Our results highlight that the prevalence of HLA-B*57 is low as reported in literature.16 However, it appears that the allele is more expressed in patients of Caucasian and African ethnicity. Extensive cohort studies in Caucasian and African populations infected with HIV-1 have shown that the HLA-B*57 allele has a protective effect against disease progression.
The advantage of HLA-B*57 can be explained by a strong ability of Gag-specific HLA-B*57 T cells to suppress replication of HIV-1 and reduce the suitability of mutants selected from these T cells.17
HLA-B*57 screening was added to clinical care guidelines in 2008 to reduce the risk of hypersensitivity reaction (HSR) from Abacavir.

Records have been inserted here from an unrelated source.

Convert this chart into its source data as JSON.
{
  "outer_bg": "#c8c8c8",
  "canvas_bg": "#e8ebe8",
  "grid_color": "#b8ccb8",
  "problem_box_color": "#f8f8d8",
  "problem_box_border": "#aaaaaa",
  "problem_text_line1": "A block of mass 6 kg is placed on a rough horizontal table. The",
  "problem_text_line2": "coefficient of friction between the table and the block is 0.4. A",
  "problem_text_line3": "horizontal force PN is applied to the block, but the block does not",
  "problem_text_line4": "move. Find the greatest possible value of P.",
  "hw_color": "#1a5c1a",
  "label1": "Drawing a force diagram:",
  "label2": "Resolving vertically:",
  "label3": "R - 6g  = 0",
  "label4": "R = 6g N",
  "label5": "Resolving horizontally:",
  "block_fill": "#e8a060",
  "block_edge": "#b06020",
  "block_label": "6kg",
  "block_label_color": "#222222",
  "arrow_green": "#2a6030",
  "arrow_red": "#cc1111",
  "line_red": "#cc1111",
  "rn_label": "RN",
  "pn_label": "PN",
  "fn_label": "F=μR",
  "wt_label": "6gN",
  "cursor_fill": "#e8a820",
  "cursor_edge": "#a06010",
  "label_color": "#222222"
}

HSR represent an important clinical problem in the treatment of HIV positive patients. Screening of HLA-B*57 has the potential to eliminate confirmed immune hypersensitivity reactions: the presence of the HLA-B*57 allele has a negative predictive value of 100% and a positive predictive value of 47.9% for immunologically confirmed HSR.8
Screening for HLA, in addition to avoiding adverse reactions brings cost savings that relate to the management of the patient with an ongoing HSR. The patient with HSR either accesses the emergency room or needs to be treated in the ward, often HSR is then followed by hospitalization or a prolonged hospital stay. It is therefore more cost-effective to perform the screening test than to manage an emergency department access, hospitalization and therapies to intervene in the hypersensitivity reaction.
Therefore, the HLA-B*57 test to prevent hypersensitivity to Abacavir was also reported to be cost effective. Routine testing are a dominant strategy, less expensive and more beneficial than not testing and led to an incremental cost-effectiveness ratio of 22.811 euros per hypersensitivity reaction avoided. Pre-treatment genetic screening can improve patient management in hospital in financially, too.18,19
None.
The authors declare that there are no conflicts of interest.